As if all the domestic abuse scandals in the NFL weren't bad enough, the town of Sayreville, New Jersey is the center of a hazing scandal involving the football team at Sayreville War Memorial High School.  Seven students on the team were suspended after prosecutors in Middlesex County charged them with crimes that included sexual assault of their younger teammates.  The principal canceled the rest of the football season, which is a severe blow to a school whose football team won the New Jersey State Interscholastic Athletic Association's Central Jersey Group IV title three years in a row (2010, 2011 and 2012).
This is to be expected in a sport known for encouraging a killer-instinct, take-no-prisoners mentality.  More often than not, football players expend their tremendously pent-up energy off the field as well as on, acting out very aggressive behavior at the wrong time, and someone - even a fellow player - ends up being on the receiving end of it.  I have long advocated that we should dispense of varsity athletics at the college level; now I think we should do the same in high school.  No other nation places as much emphasis on scholastic sports as the United States, and it's showing in our literacy rates.

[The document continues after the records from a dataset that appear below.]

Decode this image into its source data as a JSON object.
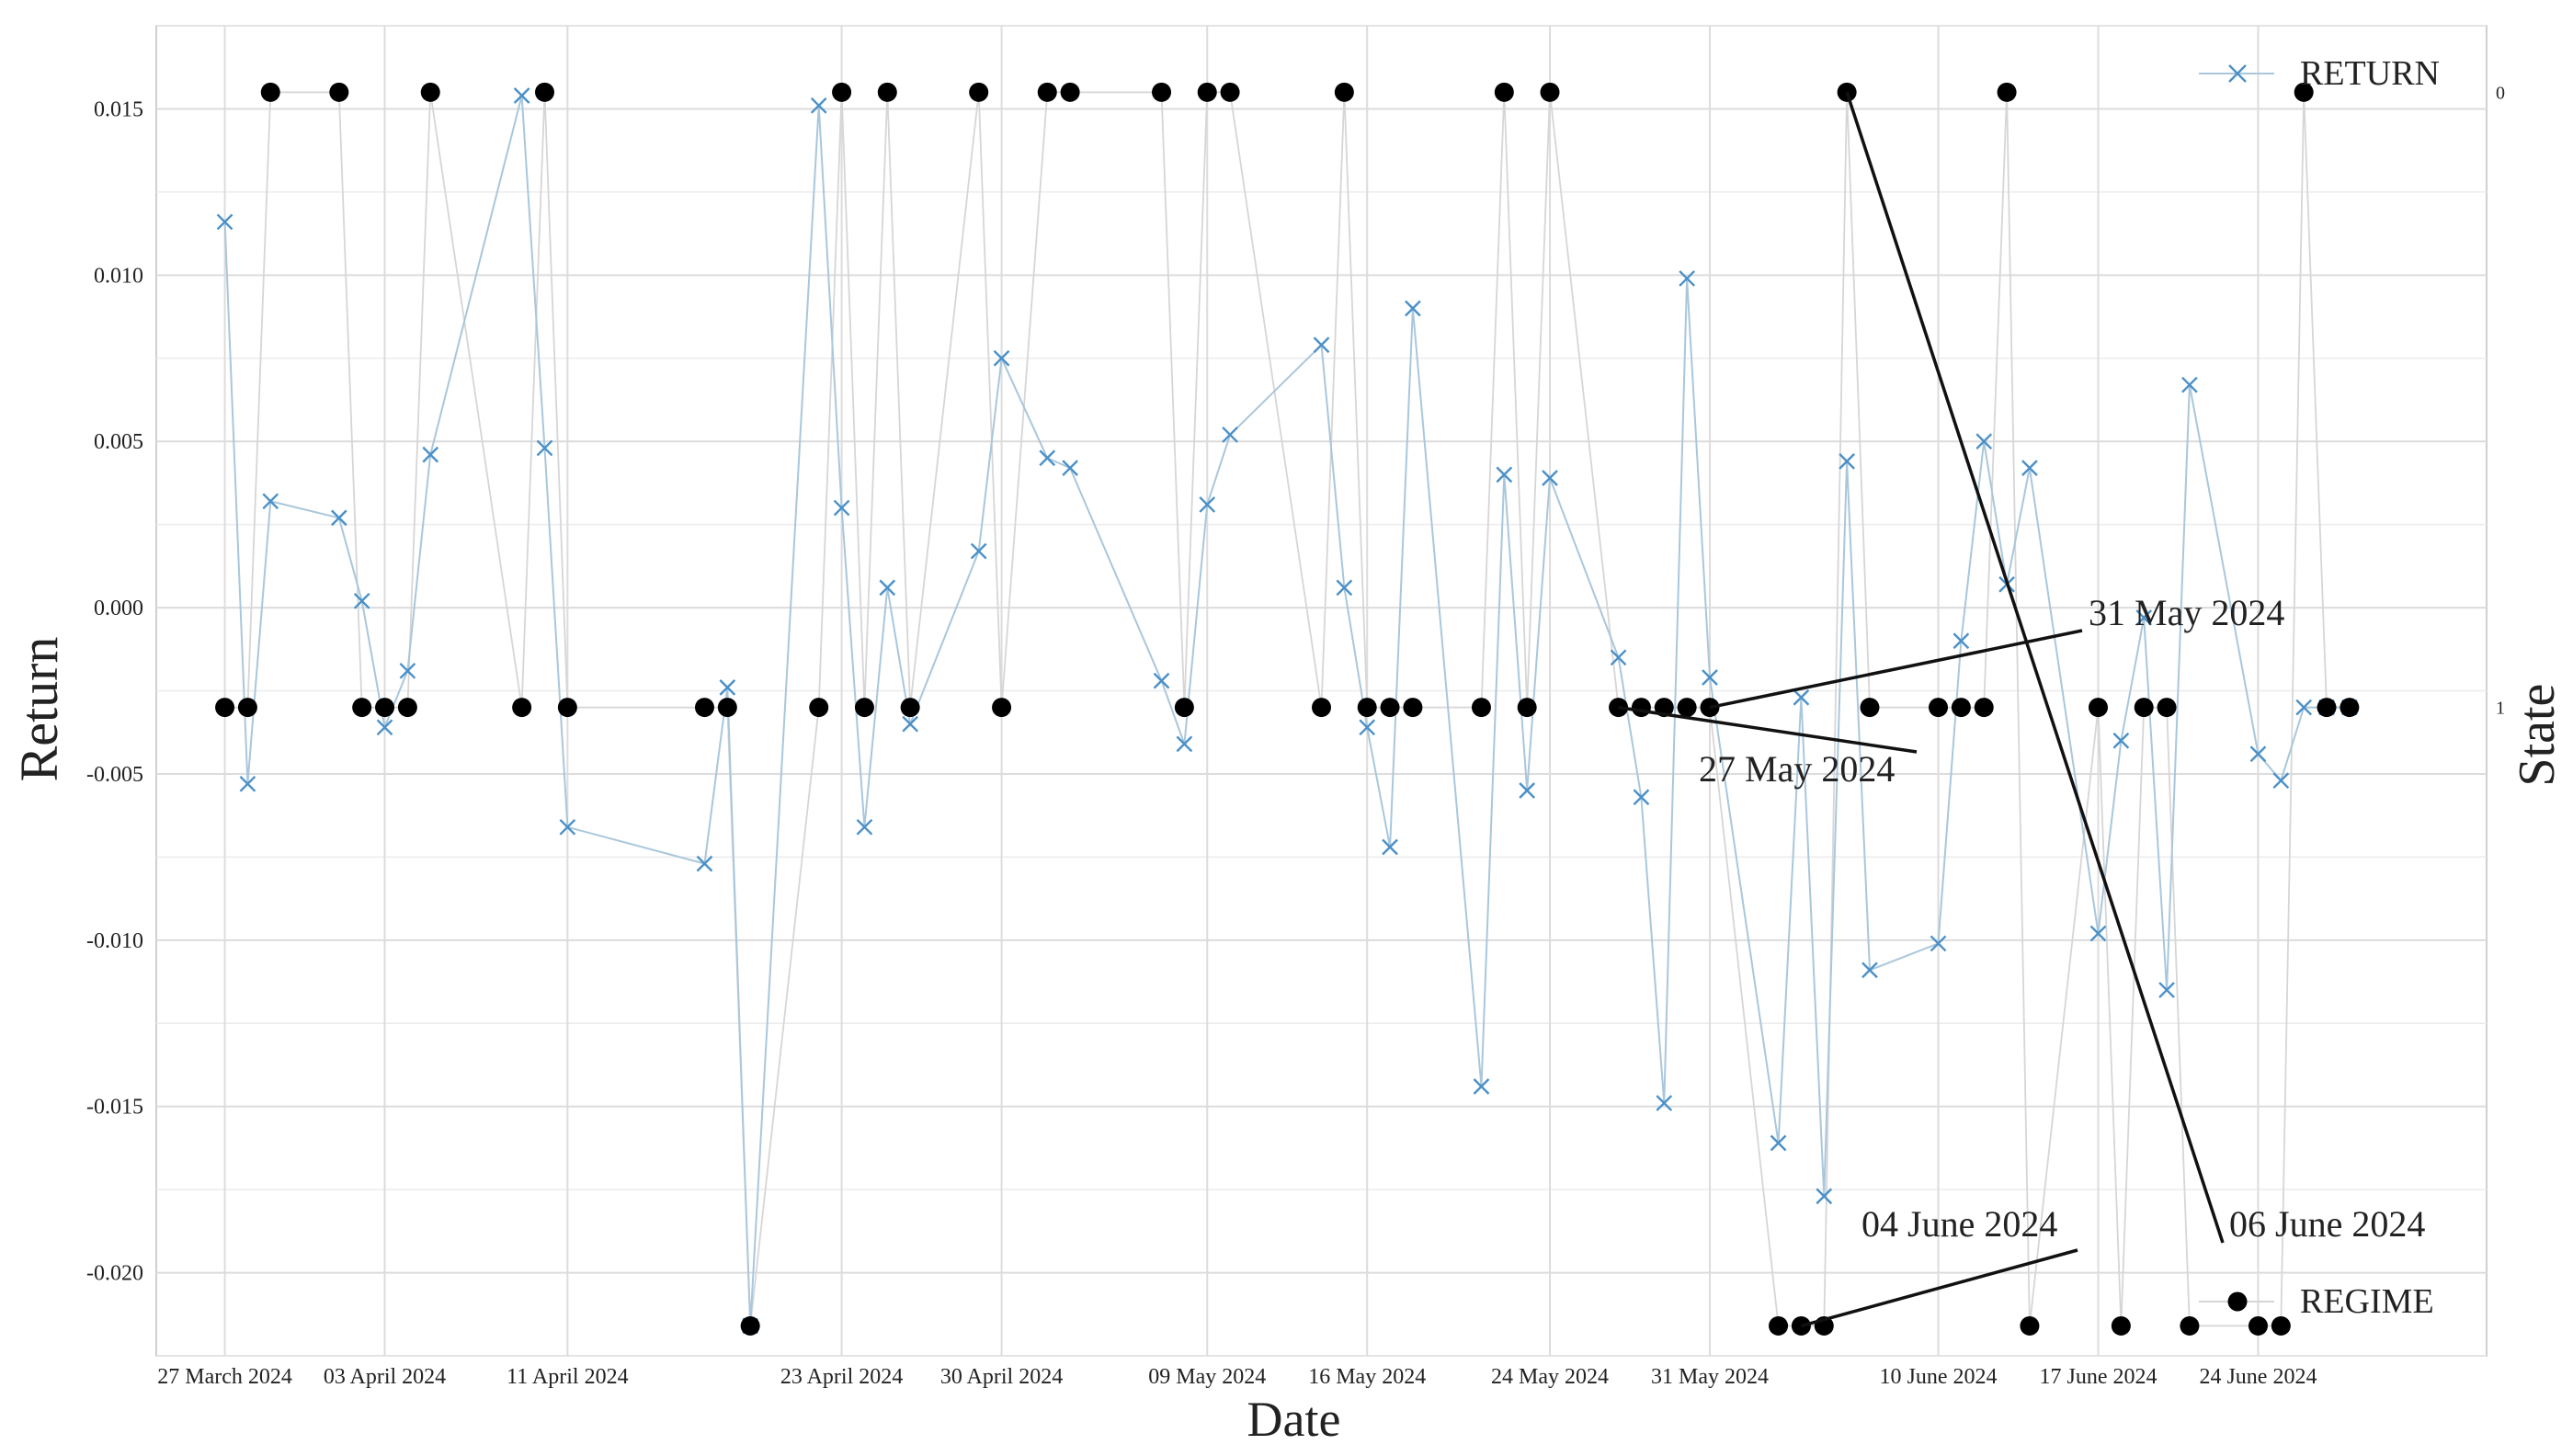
{
  "chart_data": {
    "type": "line",
    "xlabel": "Date",
    "ylabel": "Return",
    "y2label": "State",
    "ylim": [
      -0.0225,
      0.0175
    ],
    "yticks": [
      -0.02,
      -0.015,
      -0.01,
      -0.005,
      0.0,
      0.005,
      0.01,
      0.015
    ],
    "ytick_labels": [
      "-0.020",
      "-0.015",
      "-0.010",
      "-0.005",
      "0.000",
      "0.005",
      "0.010",
      "0.015"
    ],
    "y2ticks": [
      0,
      1
    ],
    "y2tick_labels": [
      "0",
      "1"
    ],
    "xlim": [
      "2024-03-24",
      "2024-07-04"
    ],
    "xticks": [
      "2024-03-27",
      "2024-04-03",
      "2024-04-11",
      "2024-04-23",
      "2024-04-30",
      "2024-05-09",
      "2024-05-16",
      "2024-05-24",
      "2024-05-31",
      "2024-06-10",
      "2024-06-17",
      "2024-06-24"
    ],
    "xtick_labels": [
      "27 March 2024",
      "03 April 2024",
      "11 April 2024",
      "23 April 2024",
      "30 April 2024",
      "09 May 2024",
      "16 May 2024",
      "24 May 2024",
      "31 May 2024",
      "10 June 2024",
      "17 June 2024",
      "24 June 2024"
    ],
    "grid": true,
    "legend_position": "right",
    "colors": {
      "return": "#4a90c8",
      "return_line": "#a9c7dc",
      "regime": "#000000",
      "regime_line": "#d6d6d6"
    },
    "series": [
      {
        "name": "RETURN",
        "axis": "left",
        "marker": "x",
        "x": [
          "2024-03-27",
          "2024-03-28",
          "2024-03-29",
          "2024-04-01",
          "2024-04-02",
          "2024-04-03",
          "2024-04-04",
          "2024-04-05",
          "2024-04-09",
          "2024-04-10",
          "2024-04-11",
          "2024-04-17",
          "2024-04-18",
          "2024-04-19",
          "2024-04-22",
          "2024-04-23",
          "2024-04-24",
          "2024-04-25",
          "2024-04-26",
          "2024-04-29",
          "2024-04-30",
          "2024-05-02",
          "2024-05-03",
          "2024-05-07",
          "2024-05-08",
          "2024-05-09",
          "2024-05-10",
          "2024-05-14",
          "2024-05-15",
          "2024-05-16",
          "2024-05-17",
          "2024-05-18",
          "2024-05-21",
          "2024-05-22",
          "2024-05-23",
          "2024-05-24",
          "2024-05-27",
          "2024-05-28",
          "2024-05-29",
          "2024-05-30",
          "2024-05-31",
          "2024-06-03",
          "2024-06-04",
          "2024-06-05",
          "2024-06-06",
          "2024-06-07",
          "2024-06-10",
          "2024-06-11",
          "2024-06-12",
          "2024-06-13",
          "2024-06-14",
          "2024-06-17",
          "2024-06-18",
          "2024-06-19",
          "2024-06-20",
          "2024-06-21",
          "2024-06-24",
          "2024-06-25",
          "2024-06-26",
          "2024-06-27",
          "2024-06-28"
        ],
        "values": [
          0.0116,
          -0.0053,
          0.0032,
          0.0027,
          0.0002,
          -0.0036,
          -0.0019,
          0.0046,
          0.0154,
          0.0048,
          -0.0066,
          -0.0077,
          -0.0024,
          -0.0216,
          0.0151,
          0.003,
          -0.0066,
          0.0006,
          -0.0035,
          0.0017,
          0.0075,
          0.0045,
          0.0042,
          -0.0022,
          -0.0041,
          0.0031,
          0.0052,
          0.0079,
          0.0006,
          -0.0036,
          -0.0072,
          0.009,
          -0.0144,
          0.004,
          -0.0055,
          0.0039,
          -0.0015,
          -0.0057,
          -0.0149,
          0.0099,
          -0.0021,
          -0.0161,
          -0.0027,
          -0.0177,
          0.0044,
          -0.0109,
          -0.0101,
          -0.001,
          0.005,
          0.0007,
          0.0042,
          -0.0098,
          -0.004,
          -0.0003,
          -0.0115,
          0.0067,
          -0.0044,
          -0.0052,
          -0.003,
          -0.003,
          -0.003
        ]
      },
      {
        "name": "REGIME",
        "axis": "right",
        "marker": "o",
        "x": [
          "2024-03-27",
          "2024-03-28",
          "2024-03-29",
          "2024-04-01",
          "2024-04-02",
          "2024-04-03",
          "2024-04-04",
          "2024-04-05",
          "2024-04-09",
          "2024-04-10",
          "2024-04-11",
          "2024-04-17",
          "2024-04-18",
          "2024-04-19",
          "2024-04-22",
          "2024-04-23",
          "2024-04-24",
          "2024-04-25",
          "2024-04-26",
          "2024-04-29",
          "2024-04-30",
          "2024-05-02",
          "2024-05-03",
          "2024-05-07",
          "2024-05-08",
          "2024-05-09",
          "2024-05-10",
          "2024-05-14",
          "2024-05-15",
          "2024-05-16",
          "2024-05-17",
          "2024-05-18",
          "2024-05-21",
          "2024-05-22",
          "2024-05-23",
          "2024-05-24",
          "2024-05-27",
          "2024-05-28",
          "2024-05-29",
          "2024-05-30",
          "2024-05-31",
          "2024-06-03",
          "2024-06-04",
          "2024-06-05",
          "2024-06-06",
          "2024-06-07",
          "2024-06-10",
          "2024-06-11",
          "2024-06-12",
          "2024-06-13",
          "2024-06-14",
          "2024-06-17",
          "2024-06-18",
          "2024-06-19",
          "2024-06-20",
          "2024-06-21",
          "2024-06-24",
          "2024-06-25",
          "2024-06-26",
          "2024-06-27",
          "2024-06-28"
        ],
        "values": [
          1,
          1,
          0,
          0,
          1,
          1,
          1,
          0,
          1,
          0,
          1,
          1,
          1,
          2,
          1,
          0,
          1,
          0,
          1,
          0,
          1,
          0,
          0,
          0,
          1,
          0,
          0,
          1,
          0,
          1,
          1,
          1,
          1,
          0,
          1,
          0,
          1,
          1,
          1,
          1,
          1,
          2,
          2,
          2,
          0,
          1,
          1,
          1,
          1,
          0,
          2,
          1,
          2,
          1,
          1,
          2,
          2,
          2,
          0,
          1,
          1
        ]
      }
    ],
    "annotations": [
      {
        "text": "27 May 2024",
        "date": "2024-05-27"
      },
      {
        "text": "31 May 2024",
        "date": "2024-05-31"
      },
      {
        "text": "04 June 2024",
        "date": "2024-06-04"
      },
      {
        "text": "06 June 2024",
        "date": "2024-06-06"
      }
    ]
  }
}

Right. We're not going to get rid of varsity football or professional football.  Despite the embarrassing moments American football has sustained of late, this form of sanitized rugby remains the American game.  To be against football or the NFL is considered more un-American than to have been against the Iraq War - even Ed Schultz, a former football player, extols in the virtues and the value of the game.  Football, with its symbolic references to territorial acquisition and military might (Robert Downey, Jr.'s character in the 1986 movie Back To School, Derek Lutz, said it was "in fact a crypto-fascist metaphor for nuclear war"), defines what America is, for worse and for even worse.
But, like Ellen Goodman,  I longeth not for the Super Bowl.